Richard Emory? But Mom had just spoken about him with such venom in her voice.
“It was soon after Persephone and I started dating,” Ben continued. “Soon after your mom said that we couldn’t. And when I saw her there, I thought maybe things had changed. Maybe she was coming around to the idea of the two of us. Maybe Persephone had mentioned that my grandfather had died and how—how close he and I were, and maybe your mom was trying to, I don’t know, offer her support to our family? I mean, she didn’t actually speak to me that day, but still. I asked Persephone about it, but s
he said nope, nothing had changed, your mom still didn’t know we were together. She couldn’t even believe your mom had been at the funeral in the first place, so it was just this weird, inexplicable thing. But now . . .”
I watched his face, saw the realization of something gather in his features, and I waited for him to continue. When seconds passed and he still hadn’t spoken, I rolled my eyes.
“But now what?” I prompted.
He shook his head slightly. “My mom had just left my dad, not that long before my grandfather died. So maybe . . . maybe your mom came to the funeral to see my dad, and to see if—now that he wasn’t married—if there was . . .” He trailed off.
“There was what?”
“Space for her again?”
He framed the words as a question, but when I snapped my head up to look at him, I could tell that, already, he believed them as fact.
“Are you serious?” I asked. “You think your father’s so great that my mom came crawling right back to him the second he became available again?
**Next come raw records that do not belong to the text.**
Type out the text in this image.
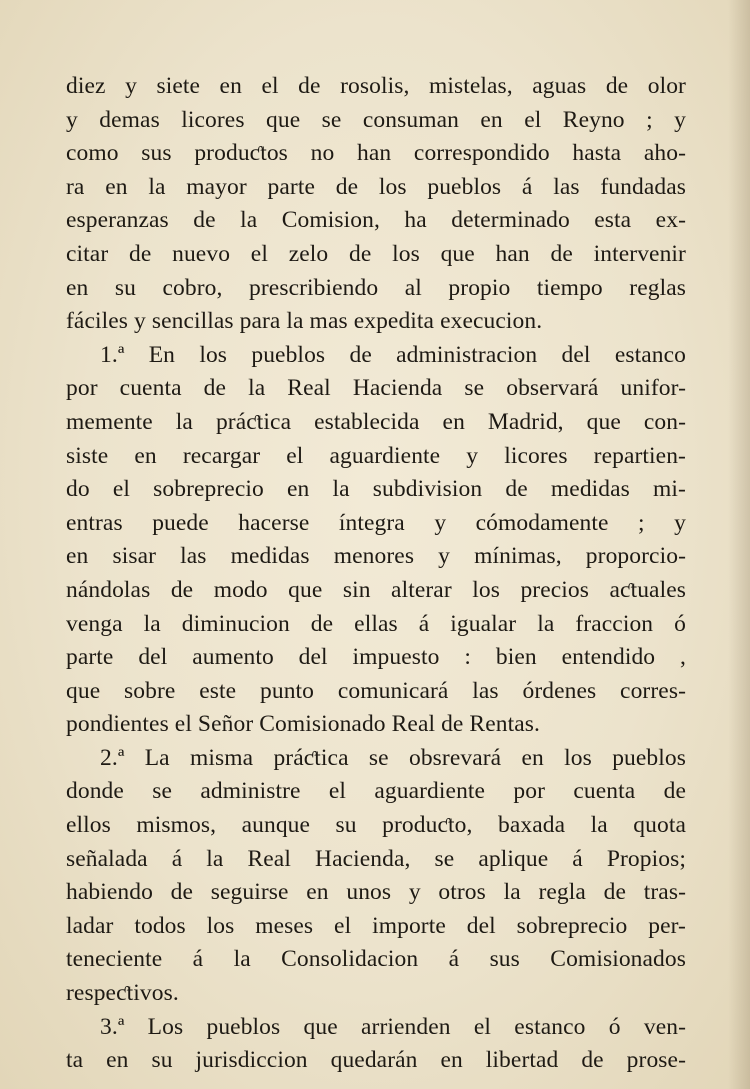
diez y siete en el de rosolis, mistelas, aguas de olor
y demas licores que se consuman en el Reyno ; y
como sus produƈtos no han correspondido hasta aho-
ra en la mayor parte de los pueblos á las fundadas
esperanzas de la Comision, ha determinado esta ex-
citar de nuevo el zelo de los que han de intervenir
en su cobro, prescribiendo al propio tiempo reglas
fáciles y sencillas para la mas expedita execucion.
1.ª En los pueblos de administracion del estanco
por cuenta de la Real Hacienda se observará unifor-
memente la práƈtica establecida en Madrid, que con-
siste en recargar el aguardiente y licores repartien-
do el sobreprecio en la subdivision de medidas mi-
entras puede hacerse íntegra y cómodamente ; y
en sisar las medidas menores y mínimas, proporcio-
nándolas de modo que sin alterar los precios aƈtuales
venga la diminucion de ellas á igualar la fraccion ó
parte del aumento del impuesto : bien entendido ,
que sobre este punto comunicará las órdenes corres-
pondientes el Señor Comisionado Real de Rentas.
2.ª La misma práƈtica se obsrevará en los pueblos
donde se administre el aguardiente por cuenta de
ellos mismos, aunque su produƈto, baxada la quota
señalada á la Real Hacienda, se aplique á Propios;
habiendo de seguirse en unos y otros la regla de tras-
ladar todos los meses el importe del sobreprecio per-
teneciente á la Consolidacion á sus Comisionados
respeƈtivos.
3.ª Los pueblos que arrienden el estanco ó ven-
ta en su jurisdiccion quedarán en libertad de prose-
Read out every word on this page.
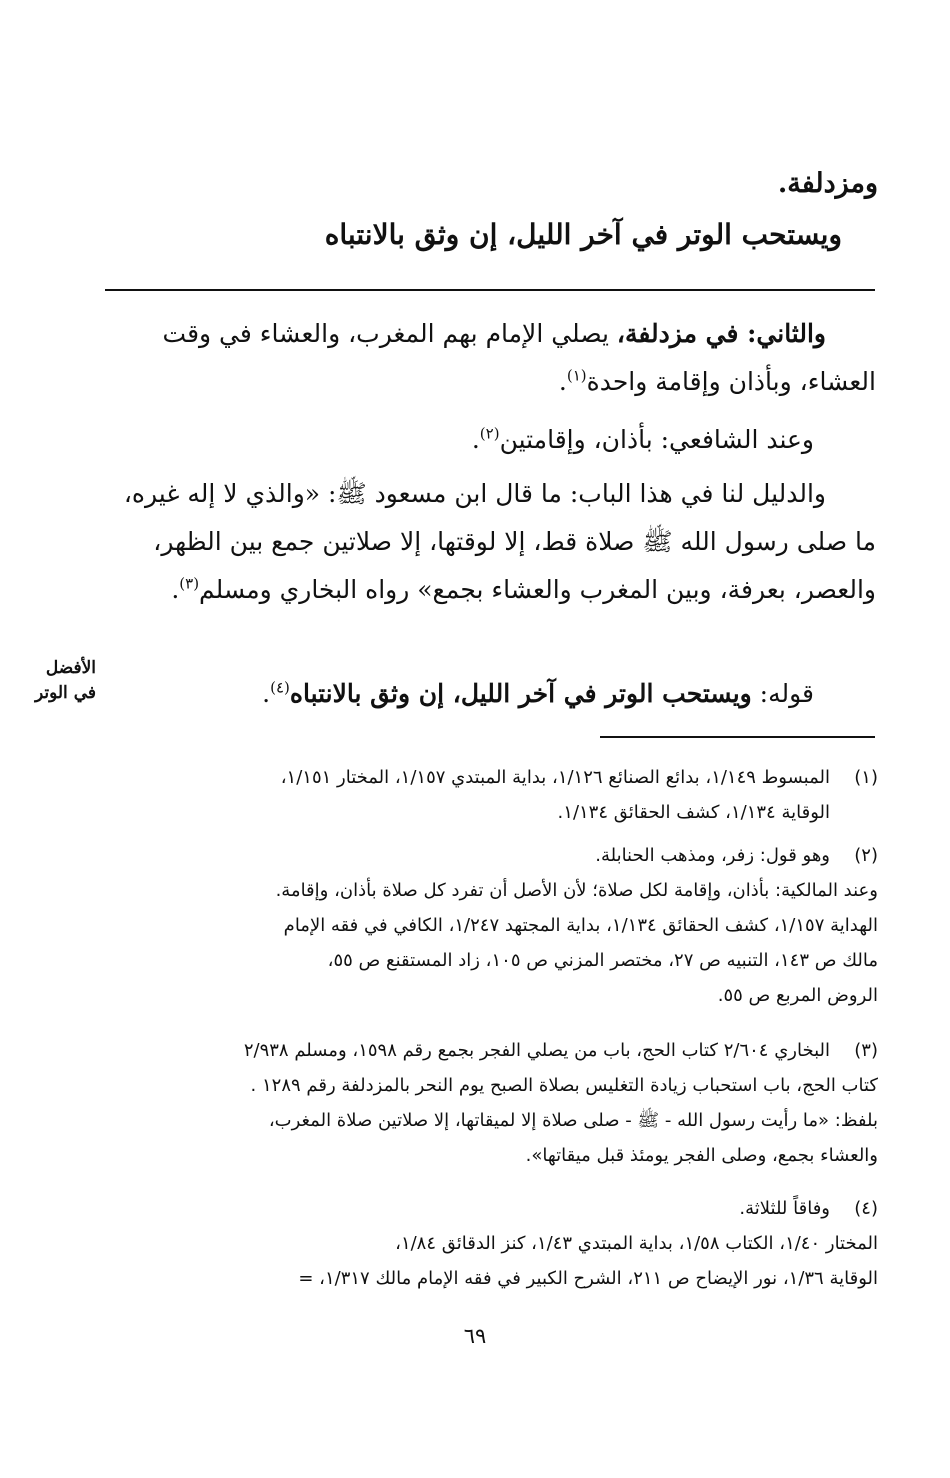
ومزدلفة.
ويستحب الوتر في آخر الليل، إن وثق بالانتباه
والثاني: في مزدلفة، يصلي الإمام بهم المغرب، والعشاء في وقت العشاء، وبأذان وإقامة واحدة$^{(١)}$.
وعند الشافعي: بأذان، وإقامتين$^{(٢)}$.
والدليل لنا في هذا الباب: ما قال ابن مسعود ﷺ: «والذي لا إله غيره، ما صلى رسول الله ﷺ صلاة قط، إلا لوقتها، إلا صلاتين جمع بين الظهر، والعصر، بعرفة، وبين المغرب والعشاء بجمع» رواه البخاري ومسلم$^{(٣)}$.
قوله: ويستحب الوتر في آخر الليل، إن وثق بالانتباه$^{(٤)}$.
الأفضل
في الوتر
(١)المبسوط ١/١٤٩، بدائع الصنائع ١/١٢٦، بداية المبتدي ١/١٥٧، المختار ١/١٥١،
الوقاية ١/١٣٤، كشف الحقائق ١/١٣٤.
(٢)وهو قول: زفر، ومذهب الحنابلة.
وعند المالكية: بأذان، وإقامة لكل صلاة؛ لأن الأصل أن تفرد كل صلاة بأذان، وإقامة.
الهداية ١/١٥٧، كشف الحقائق ١/١٣٤، بداية المجتهد ١/٢٤٧، الكافي في فقه الإمام
مالك ص ١٤٣، التنبيه ص ٢٧، مختصر المزني ص ١٠٥، زاد المستقنع ص ٥٥،
الروض المربع ص ٥٥.
(٣)البخاري ٢/٦٠٤ كتاب الحج، باب من يصلي الفجر بجمع رقم ١٥٩٨، ومسلم ٢/٩٣٨
كتاب الحج، باب استحباب زيادة التغليس بصلاة الصبح يوم النحر بالمزدلفة رقم ١٢٨٩ .
بلفظ: «ما رأيت رسول الله - ﷺ - صلى صلاة إلا لميقاتها، إلا صلاتين صلاة المغرب،
والعشاء بجمع، وصلى الفجر يومئذ قبل ميقاتها».
(٤)وفاقاً للثلاثة.
المختار ١/٤٠، الكتاب ١/٥٨، بداية المبتدي ١/٤٣، كنز الدقائق ١/٨٤،
الوقاية ١/٣٦، نور الإيضاح ص ٢١١، الشرح الكبير في فقه الإمام مالك ١/٣١٧، =
٦٩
Do you really think that anyone could be that pathetic?”
Ben scratched at his cheek, the one with the scar that cut across his skin. “I don’t think my father is so great,” he said.
“But you think my mother is pathetic?”
“What? No, I—”
“Then what are we talking about here?”
I stood up, latching my eyes onto his, and I waited to see who would last the longest, who would be the one to see the other look away. Even though the darkness of his irises, so close in color to his pupils, made my neck prickle, I knew that it had to be me. I crossed my arms and shifted my weight, and in a few more seconds, his gaze dropped to the floor.